O fortuito interno é um conceito jurídico bastante utilizado no âmbito das relações de consumo. Trata-se em linhas gerais do dever dos empreendedores de arcarem com as avarias decorrentes da própria atividade desenvolvida que venham a trazer prejuízos inesperados para o consumidor. Também é possível entender o fortuito interno como sendo o contrário do instituto do fortuito externo, aquele em que o devedor não se responsabiliza por danos decorrentes de caso fortuito ou força maior, como consta no art. 393, CC/02. Assim, pensa-se que o termo pode ter surgido por empréstimo ao já utilizado no Código Civil para o âmbito do Direito do Consumidor. Fato é que o conceito já está bastante difundido, talvez motivado pelas demandas crescentes dos consumidores.
No caso dos serviços prestados por Companhias Aéreas, destaco julgados recentes para ilustrar o fortuito interno. Veremos em todos os casos que as circunstâncias são diversas, mas têm em comum se originarem de riscos restritos à atividade aeroportuária. Assim, é de se esperar nas relações de consumo o cumprimento integral do serviço, ressalvadas somente a força maior e o caso fortuito. Para reforçar essa expectativa, o Código de Defesa do Consumidor legitima a Responsabilidade Civil Objetiva, na qual, o dever de reparar o dano não depende de prova da culpa ou dolo do fornecedor.
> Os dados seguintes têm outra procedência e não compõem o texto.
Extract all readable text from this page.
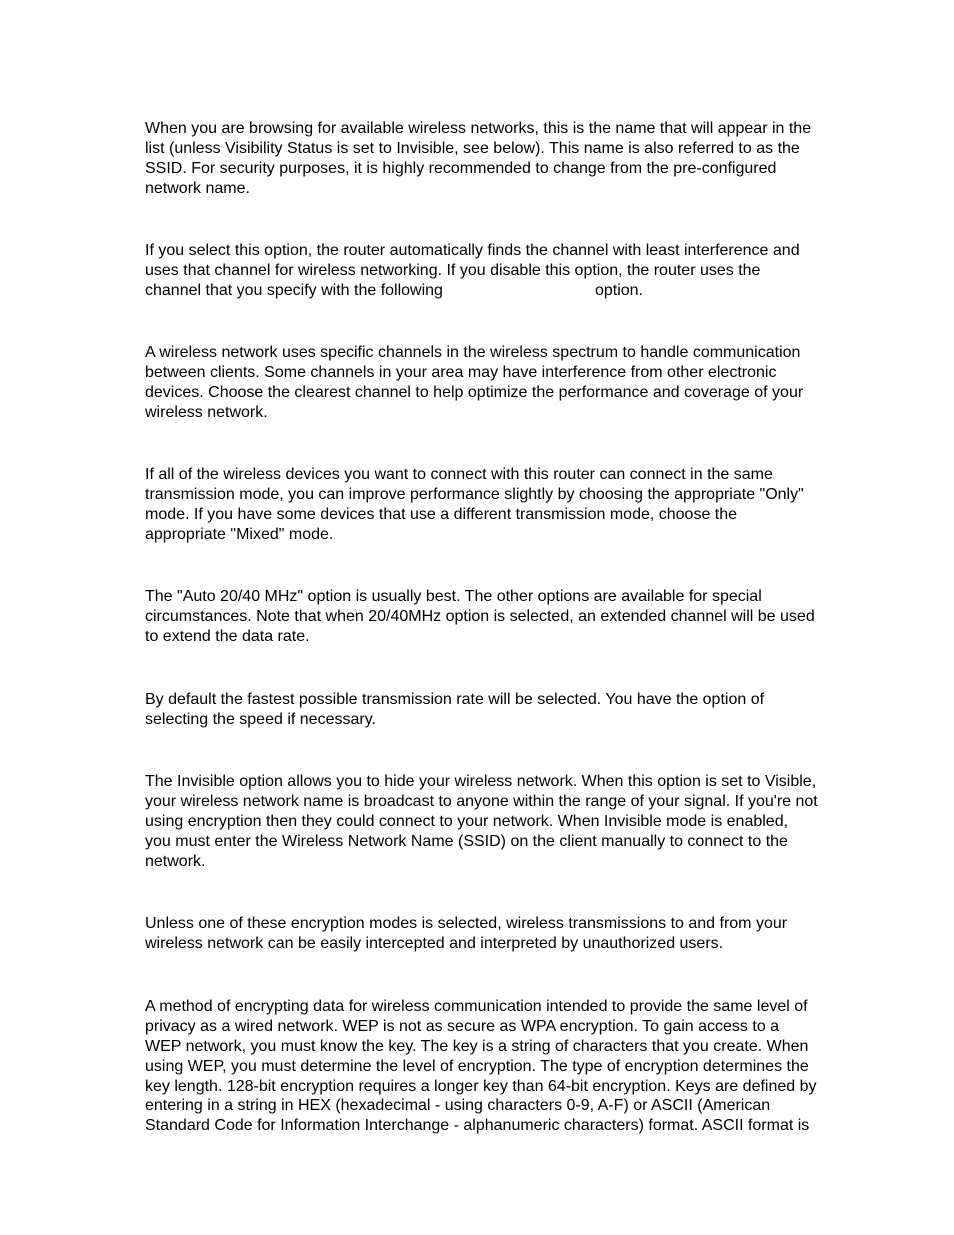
When you are browsing for available wireless networks, this is the name that will appear in the
list (unless Visibility Status is set to Invisible, see below). This name is also referred to as the
SSID. For security purposes, it is highly recommended to change from the pre-configured
network name.
If you select this option, the router automatically finds the channel with least interference and
uses that channel for wireless networking. If you disable this option, the router uses the
channel that you specify with the following	option.
A wireless network uses specific channels in the wireless spectrum to handle communication
between clients. Some channels in your area may have interference from other electronic
devices. Choose the clearest channel to help optimize the performance and coverage of your
wireless network.
If all of the wireless devices you want to connect with this router can connect in the same
transmission mode, you can improve performance slightly by choosing the appropriate "Only"
mode. If you have some devices that use a different transmission mode, choose the
appropriate "Mixed" mode.
The "Auto 20/40 MHz" option is usually best. The other options are available for special
circumstances. Note that when 20/40MHz option is selected, an extended channel will be used
to extend the data rate.
By default the fastest possible transmission rate will be selected. You have the option of
selecting the speed if necessary.
The Invisible option allows you to hide your wireless network. When this option is set to Visible,
your wireless network name is broadcast to anyone within the range of your signal. If you're not
using encryption then they could connect to your network. When Invisible mode is enabled,
you must enter the Wireless Network Name (SSID) on the client manually to connect to the
network.
Unless one of these encryption modes is selected, wireless transmissions to and from your
wireless network can be easily intercepted and interpreted by unauthorized users.
A method of encrypting data for wireless communication intended to provide the same level of
privacy as a wired network. WEP is not as secure as WPA encryption. To gain access to a
WEP network, you must know the key. The key is a string of characters that you create. When
using WEP, you must determine the level of encryption. The type of encryption determines the
key length. 128-bit encryption requires a longer key than 64-bit encryption. Keys are defined by
entering in a string in HEX (hexadecimal - using characters 0-9, A-F) or ASCII (American
Standard Code for Information Interchange - alphanumeric characters) format. ASCII format is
O primeiro caso, é o processo nº 07199989720178070016, da competência da 2ª Turma Recursal do Juizado Especial do TJDFT. Nele, a Companhia Aérea foi condenada a indenizar danos morais e materiais decorrentes de ter recusado o embarque de um casal de passageiros que se atrasaram em virtude de procedimento de inspeção pessoal de bagagem. Essa inspeção seleciona de maneira aleatória alguns passageiros para nova revista, mesmo depois de terem passado pelo detector de metais. Em razão disso, quando o casal compareceu ao portão de embarque, foram informados que as portas da aeronave haviam se fechado e que não haveria mais possibilidade de embarque. Para embasar a condenação, entendeu o magistrado que a inspeção aleatória é um procedimento rotineiro em todos os aeroportos do país, e por isso a Companhia deveria tomar medidas de segurança para prestar o serviço ainda que seus passageiros se atrasassem por terem sido submetidos à inspeção. Desse modo, a atividade aeroportuária deve cobrir esse risco ao prestar o serviço, sem que seja repassado ao consumidor, eventuais prejuízos.
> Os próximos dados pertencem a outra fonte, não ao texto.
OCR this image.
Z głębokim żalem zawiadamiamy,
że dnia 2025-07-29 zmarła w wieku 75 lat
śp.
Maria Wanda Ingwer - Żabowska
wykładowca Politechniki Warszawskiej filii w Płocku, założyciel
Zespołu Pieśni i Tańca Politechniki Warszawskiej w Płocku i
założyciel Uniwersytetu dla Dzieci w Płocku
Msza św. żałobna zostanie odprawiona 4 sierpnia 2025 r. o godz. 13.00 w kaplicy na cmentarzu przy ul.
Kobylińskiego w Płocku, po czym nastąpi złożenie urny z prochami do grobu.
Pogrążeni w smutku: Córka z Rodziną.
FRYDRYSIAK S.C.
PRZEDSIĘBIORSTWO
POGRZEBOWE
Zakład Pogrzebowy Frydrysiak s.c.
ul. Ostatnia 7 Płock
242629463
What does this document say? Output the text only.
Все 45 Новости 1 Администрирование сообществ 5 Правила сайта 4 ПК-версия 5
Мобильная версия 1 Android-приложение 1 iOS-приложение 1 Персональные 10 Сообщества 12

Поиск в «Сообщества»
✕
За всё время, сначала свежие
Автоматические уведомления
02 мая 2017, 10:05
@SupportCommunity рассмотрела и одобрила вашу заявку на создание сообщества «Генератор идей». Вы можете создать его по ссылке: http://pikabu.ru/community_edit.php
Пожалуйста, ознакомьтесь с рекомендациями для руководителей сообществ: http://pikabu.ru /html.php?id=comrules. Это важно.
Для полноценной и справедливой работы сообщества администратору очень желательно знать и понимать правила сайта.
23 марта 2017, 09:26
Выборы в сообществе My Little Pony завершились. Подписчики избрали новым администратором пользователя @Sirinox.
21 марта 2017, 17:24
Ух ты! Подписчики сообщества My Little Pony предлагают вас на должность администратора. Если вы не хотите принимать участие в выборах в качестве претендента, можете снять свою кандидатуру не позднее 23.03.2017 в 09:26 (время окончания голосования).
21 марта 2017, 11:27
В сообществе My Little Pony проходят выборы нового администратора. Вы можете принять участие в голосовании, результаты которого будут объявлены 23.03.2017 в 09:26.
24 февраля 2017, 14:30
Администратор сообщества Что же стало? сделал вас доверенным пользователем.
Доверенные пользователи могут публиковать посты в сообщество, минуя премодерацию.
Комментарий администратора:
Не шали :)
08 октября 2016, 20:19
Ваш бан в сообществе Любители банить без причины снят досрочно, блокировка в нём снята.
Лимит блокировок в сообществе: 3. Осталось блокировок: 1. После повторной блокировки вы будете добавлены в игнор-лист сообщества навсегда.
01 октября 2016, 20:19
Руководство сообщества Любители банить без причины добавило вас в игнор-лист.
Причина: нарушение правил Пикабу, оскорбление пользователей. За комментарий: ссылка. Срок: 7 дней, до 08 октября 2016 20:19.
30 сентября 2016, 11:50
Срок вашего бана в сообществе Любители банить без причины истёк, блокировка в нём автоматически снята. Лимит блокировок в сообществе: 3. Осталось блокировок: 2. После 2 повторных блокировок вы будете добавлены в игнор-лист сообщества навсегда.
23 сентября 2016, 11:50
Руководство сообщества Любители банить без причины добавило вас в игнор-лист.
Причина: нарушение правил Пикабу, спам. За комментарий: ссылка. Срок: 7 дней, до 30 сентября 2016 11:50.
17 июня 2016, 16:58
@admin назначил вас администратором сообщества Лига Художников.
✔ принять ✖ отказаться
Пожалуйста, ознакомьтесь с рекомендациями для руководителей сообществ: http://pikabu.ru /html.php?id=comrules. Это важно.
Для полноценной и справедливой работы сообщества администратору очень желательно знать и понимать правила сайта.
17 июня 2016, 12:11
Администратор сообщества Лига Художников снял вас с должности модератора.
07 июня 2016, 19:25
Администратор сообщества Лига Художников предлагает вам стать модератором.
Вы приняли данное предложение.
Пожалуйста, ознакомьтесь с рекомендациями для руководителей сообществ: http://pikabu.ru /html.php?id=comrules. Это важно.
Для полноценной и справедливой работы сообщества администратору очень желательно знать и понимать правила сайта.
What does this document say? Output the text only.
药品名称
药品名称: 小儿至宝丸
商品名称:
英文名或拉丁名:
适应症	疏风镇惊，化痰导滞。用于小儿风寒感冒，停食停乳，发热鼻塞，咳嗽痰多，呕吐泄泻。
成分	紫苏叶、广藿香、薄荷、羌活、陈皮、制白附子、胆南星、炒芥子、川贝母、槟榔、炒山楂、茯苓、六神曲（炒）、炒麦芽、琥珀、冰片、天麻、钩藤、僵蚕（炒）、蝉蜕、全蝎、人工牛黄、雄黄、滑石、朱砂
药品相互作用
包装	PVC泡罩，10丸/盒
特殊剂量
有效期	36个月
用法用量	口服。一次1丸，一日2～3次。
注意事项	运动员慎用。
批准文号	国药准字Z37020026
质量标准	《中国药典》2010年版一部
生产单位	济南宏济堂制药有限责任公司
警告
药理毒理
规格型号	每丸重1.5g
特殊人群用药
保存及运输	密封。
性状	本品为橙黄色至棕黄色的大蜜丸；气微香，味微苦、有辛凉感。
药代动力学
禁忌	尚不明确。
Outros casos envolvem também problemas de infraestrutura na pista de pouso e decolagem, gerando atrasos e até cancelamentos de vôos (processo nº 07092074020158070016, 2ª Turma Recursal Cível). Há também o caso em que houve perda de conexão em virtude de alteração na malha aérea por tráfego intenso de vôos (processo nº 07090167520188070020). Enfim, em todos os casos, a Companhia Aérea tem o dever de prever as avarias e tomar medidas para que o serviço seja prestado integralmente, ressalvado apenas os casos de força maior ou caso fortuito.
Interessante observar que o valor das indenizações tendem apenas a compensar os prejuízos causados pelo infortúnio. Isso porque a prudência nesses casos é altamente necessária, em razão da chamada indústria do dano moral. Nela, os danos morais são supervalorizados, de maneira a incutir no julgador um sentimento de empatia, que o impele a condenar a reparação em valores além ou aquém do necessário. Infelizmente, a prática reiterada disso fomenta mais ainda o descrédito na Justiça, já que mais uma vez, o consumidor é lesado, ou simplesmente abusa de seu direito usando do aparato do Estado. É necessário assim fazer cumprir o disposto no art. 6º do Código de Processo Civil, que impõe às partes, aos advogados e aos juízes o dever de colaborar para a obtenção da efetiva e justa solução do mérito.